Konstrakta is my absolute winner because the last time a musical act left such a strong impression on me was in my adolescence when I was just discovering the power of music to express my personal experience. I have now heard In corpore sano so many times that it quietly echoes somewhere in between my own internal organs as I cook, shower, go to sleep – although full disclosure, my favourite of Konstrakta’s songs is actually Neam šamana (‘I’ve got no shaman’) – the one that goes ‘who am I, fuck it, when I’ve got no shaman’; which actually shares the no.1 spot with ‘Nobl’ (‘Noble’) the one about those of us who still remember the Socialist Federal Republic of Yugoslavia now facing up to the horrors of midlife crisis… I mean, I don’t know, I can’t really make up my mind – I have just been blown away by the acoustic version of ‘Mekano’ (‘Soft’) newly arranged for the Eurovision House Party, the song about how neoliberalism takes away your individuality, your personal ‘shadow in the moonlight’… Maybe all five of Konstrakta’s songs are my number one?

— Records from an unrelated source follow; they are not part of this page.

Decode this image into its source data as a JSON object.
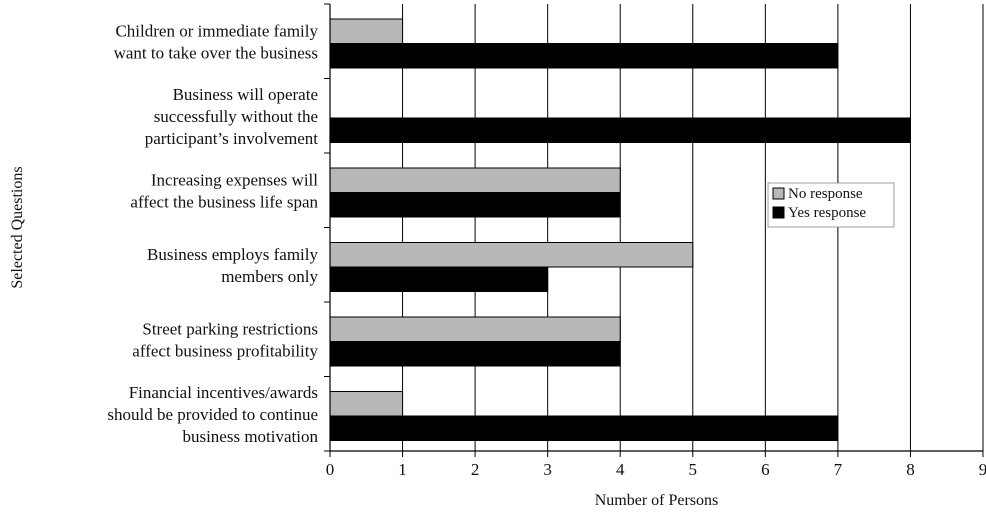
{
  "chart_data": {
    "type": "bar",
    "orientation": "horizontal",
    "categories": [
      [
        "Children or immediate family",
        "want to take over the business"
      ],
      [
        "Business will operate",
        "successfully without the",
        "participant’s involvement"
      ],
      [
        "Increasing expenses will",
        "affect the business life span"
      ],
      [
        "Business employs family",
        "members only"
      ],
      [
        "Street parking restrictions",
        "affect business profitability"
      ],
      [
        "Financial incentives/awards",
        "should be provided to continue",
        "business motivation"
      ]
    ],
    "series": [
      {
        "name": "No response",
        "color": "#b8b8b8",
        "values": [
          1,
          0,
          4,
          5,
          4,
          1
        ]
      },
      {
        "name": "Yes response",
        "color": "#000000",
        "values": [
          7,
          8,
          4,
          3,
          4,
          7
        ]
      }
    ],
    "xlabel": "Number of Persons",
    "ylabel": "Selected Questions",
    "xlim": [
      0,
      9
    ],
    "xticks": [
      0,
      1,
      2,
      3,
      4,
      5,
      6,
      7,
      8,
      9
    ],
    "grid": "vertical",
    "legend": "right"
  }
}
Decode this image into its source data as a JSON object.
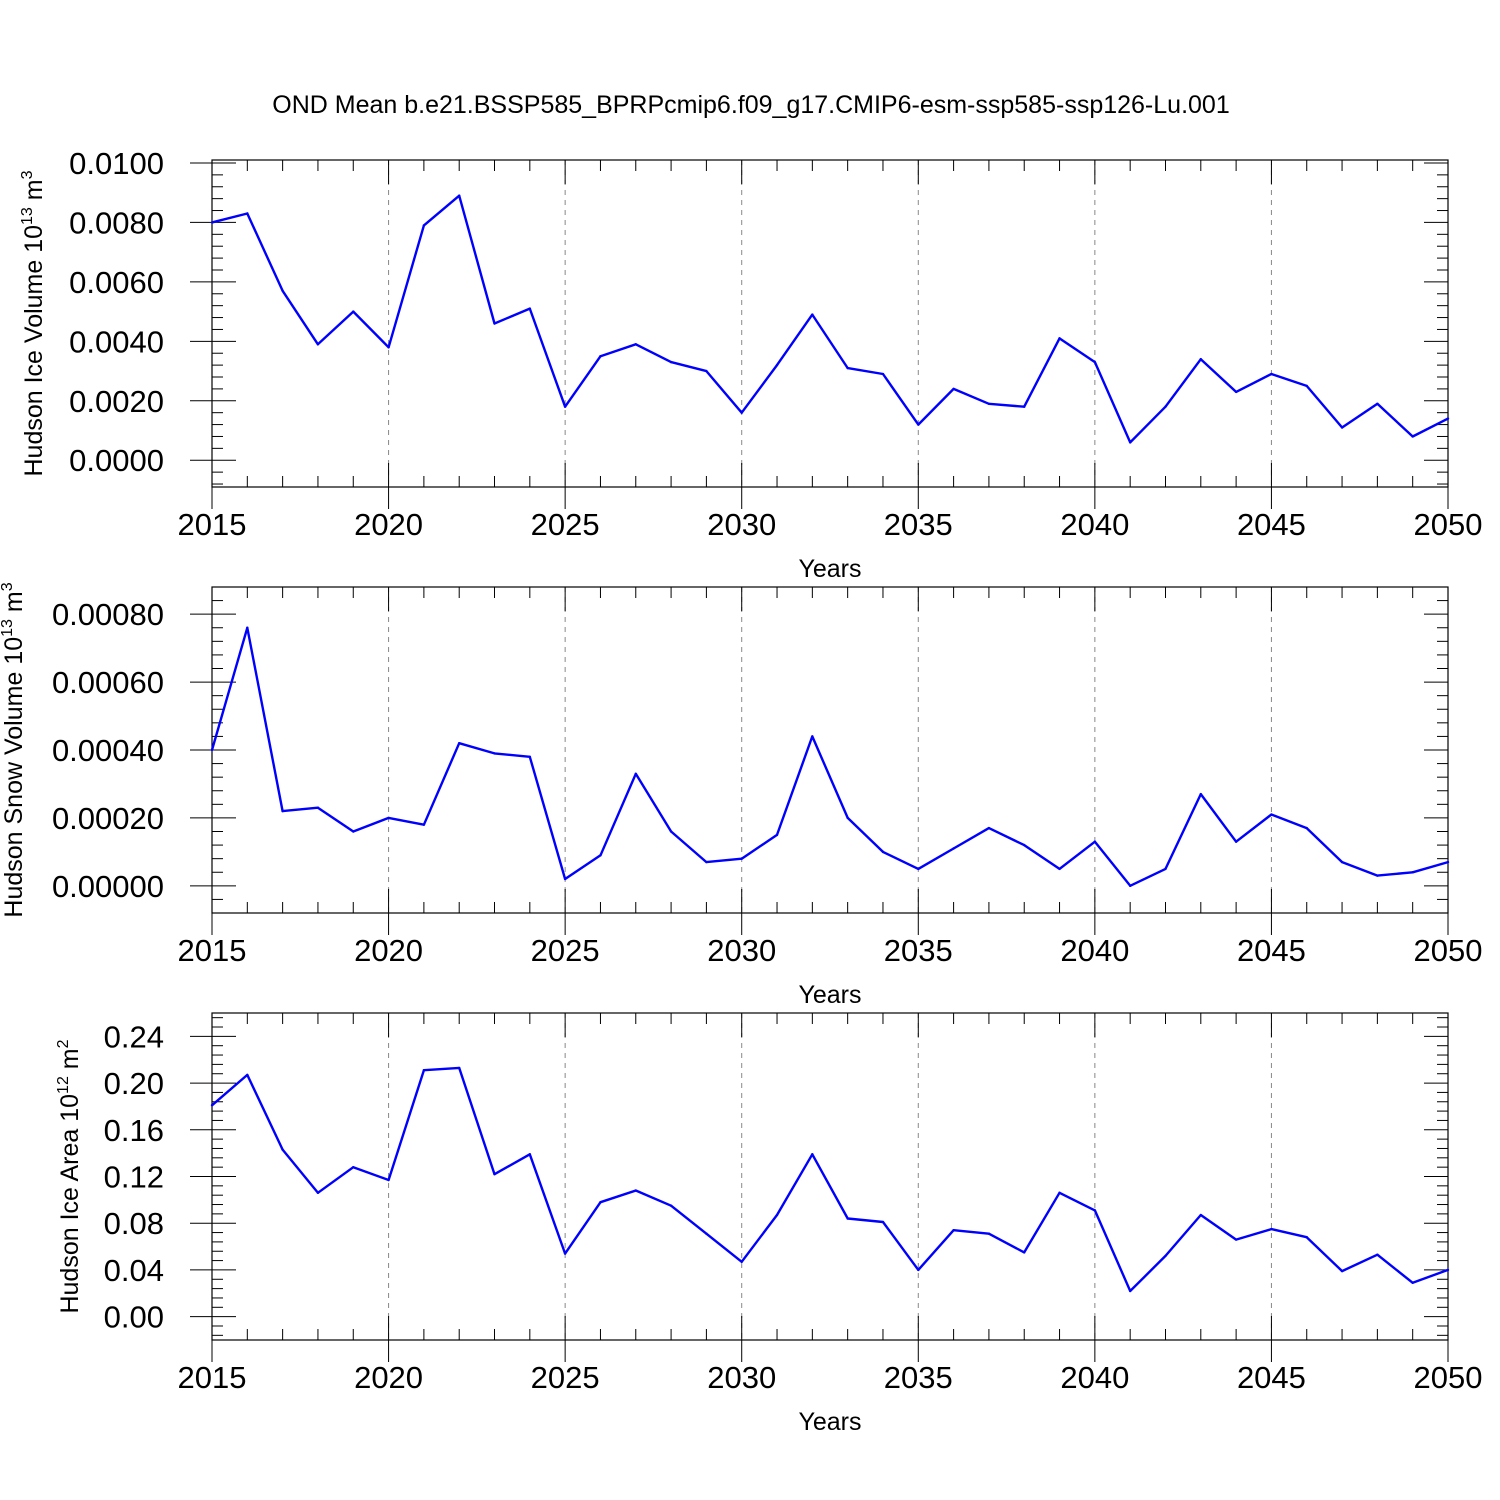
{
  "title": "OND Mean b.e21.BSSP585_BPRPcmip6.f09_g17.CMIP6-esm-ssp585-ssp126-Lu.001",
  "colors": {
    "series": "#0000ff",
    "grid": "#888888",
    "axis": "#000000"
  },
  "chart_data": [
    {
      "type": "line",
      "title": "",
      "xlabel": "Years",
      "ylabel": "Hudson Ice Volume 10",
      "ylabel_exp": "13",
      "ylabel_unit": "m",
      "ylabel_unit_exp": "3",
      "xlim": [
        2015,
        2050
      ],
      "ylim": [
        -0.0009,
        0.0101
      ],
      "grid": true,
      "x_ticks": [
        "2015",
        "2020",
        "2025",
        "2030",
        "2035",
        "2040",
        "2045",
        "2050"
      ],
      "y_ticks": [
        "0.0000",
        "0.0020",
        "0.0040",
        "0.0060",
        "0.0080",
        "0.0100"
      ],
      "series": [
        {
          "x": [
            2015,
            2016,
            2017,
            2018,
            2019,
            2020,
            2021,
            2022,
            2023,
            2024,
            2025,
            2026,
            2027,
            2028,
            2029,
            2030,
            2031,
            2032,
            2033,
            2034,
            2035,
            2036,
            2037,
            2038,
            2039,
            2040,
            2041,
            2042,
            2043,
            2044,
            2045,
            2046,
            2047,
            2048,
            2049,
            2050
          ],
          "values": [
            0.008,
            0.0083,
            0.0057,
            0.0039,
            0.005,
            0.0038,
            0.0079,
            0.0089,
            0.0046,
            0.0051,
            0.0018,
            0.0035,
            0.0039,
            0.0033,
            0.003,
            0.0016,
            0.0032,
            0.0049,
            0.0031,
            0.0029,
            0.0012,
            0.0024,
            0.0019,
            0.0018,
            0.0041,
            0.0033,
            0.0006,
            0.0018,
            0.0034,
            0.0023,
            0.0029,
            0.0025,
            0.0011,
            0.0019,
            0.0008,
            0.0014
          ]
        }
      ]
    },
    {
      "type": "line",
      "title": "",
      "xlabel": "Years",
      "ylabel": "Hudson Snow Volume 10",
      "ylabel_exp": "13",
      "ylabel_unit": "m",
      "ylabel_unit_exp": "3",
      "xlim": [
        2015,
        2050
      ],
      "ylim": [
        -8e-05,
        0.00088
      ],
      "grid": true,
      "x_ticks": [
        "2015",
        "2020",
        "2025",
        "2030",
        "2035",
        "2040",
        "2045",
        "2050"
      ],
      "y_ticks": [
        "0.00000",
        "0.00020",
        "0.00040",
        "0.00060",
        "0.00080"
      ],
      "series": [
        {
          "x": [
            2015,
            2016,
            2017,
            2018,
            2019,
            2020,
            2021,
            2022,
            2023,
            2024,
            2025,
            2026,
            2027,
            2028,
            2029,
            2030,
            2031,
            2032,
            2033,
            2034,
            2035,
            2036,
            2037,
            2038,
            2039,
            2040,
            2041,
            2042,
            2043,
            2044,
            2045,
            2046,
            2047,
            2048,
            2049,
            2050
          ],
          "values": [
            0.0004,
            0.00076,
            0.00022,
            0.00023,
            0.00016,
            0.0002,
            0.00018,
            0.00042,
            0.00039,
            0.00038,
            2e-05,
            9e-05,
            0.00033,
            0.00016,
            7e-05,
            8e-05,
            0.00015,
            0.00044,
            0.0002,
            0.0001,
            5e-05,
            0.00011,
            0.00017,
            0.00012,
            5e-05,
            0.00013,
            0.0,
            5e-05,
            0.00027,
            0.00013,
            0.00021,
            0.00017,
            7e-05,
            3e-05,
            4e-05,
            7e-05
          ]
        }
      ]
    },
    {
      "type": "line",
      "title": "",
      "xlabel": "Years",
      "ylabel": "Hudson Ice Area 10",
      "ylabel_exp": "12",
      "ylabel_unit": "m",
      "ylabel_unit_exp": "2",
      "xlim": [
        2015,
        2050
      ],
      "ylim": [
        -0.02,
        0.26
      ],
      "grid": true,
      "x_ticks": [
        "2015",
        "2020",
        "2025",
        "2030",
        "2035",
        "2040",
        "2045",
        "2050"
      ],
      "y_ticks": [
        "0.00",
        "0.04",
        "0.08",
        "0.12",
        "0.16",
        "0.20",
        "0.24"
      ],
      "series": [
        {
          "x": [
            2015,
            2016,
            2017,
            2018,
            2019,
            2020,
            2021,
            2022,
            2023,
            2024,
            2025,
            2026,
            2027,
            2028,
            2029,
            2030,
            2031,
            2032,
            2033,
            2034,
            2035,
            2036,
            2037,
            2038,
            2039,
            2040,
            2041,
            2042,
            2043,
            2044,
            2045,
            2046,
            2047,
            2048,
            2049,
            2050
          ],
          "values": [
            0.181,
            0.207,
            0.143,
            0.106,
            0.128,
            0.117,
            0.211,
            0.213,
            0.122,
            0.139,
            0.054,
            0.098,
            0.108,
            0.095,
            0.071,
            0.047,
            0.087,
            0.139,
            0.084,
            0.081,
            0.04,
            0.074,
            0.071,
            0.055,
            0.106,
            0.091,
            0.022,
            0.052,
            0.087,
            0.066,
            0.075,
            0.068,
            0.039,
            0.053,
            0.029,
            0.04
          ]
        }
      ]
    }
  ]
}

And I know I am not the only one who has them on repeat 24/7. One thing is certain: there is only one way out of the magic Konstrakta loop we are all caught up in – let’s hope this is all over as soon as possible so she can be free to go and write some more.
[1] For me the use of the red neon cross in the projections is not only evocative of medical emergency but also of Laibach’s red cross logo; while the eating of the chicken wings in the framing of the Triptih version of the song evokes the line ‘Ručali smo meso, glodali smo kosti dobrih životinja’ (‘We lunched on meat, we gnawed on the bones of good-natured animals’) from ‘Kao da je bilo nekad’ by Ekatarina Velika.
[2] If you cannot read Serbian, I do recommend running some of these texts through Google Translate: Zoran Stajčić’s reflection on ‘Triptih’, ‘a three-part a series about vegetating in the matrix of mid-life’, which also contains ‘In corpore sano’; Ksenija Stevanović’s musicological analysis; Miljenko Jergović’s reading of the song against the backdrop of the Russia-Ukraine war and my favourite Mima Simić’s witty and incisive piece ‘Postbalkan baroque and the Eurovision renaissance’
Duška Radosavljević Krojer is a writer, dramaturg and academic. She is the author of award-winning academic monograph Theatre-Making: Interplay Between Text and Performance in the 21st Century (2013) and editor of Theatre Criticism: Changing Landscapes (2016) and the Contemporary Ensemble: Interviews with Theatre-Makers (2013). Her work has been funded by the Arts and Humanities Research Council in the UK multiple times including for www.auralia.space (2020-21) and The Mums and Babies Ensemble (2015). She is a regular contributor to The Stage, Exeunt and The Theatre Times.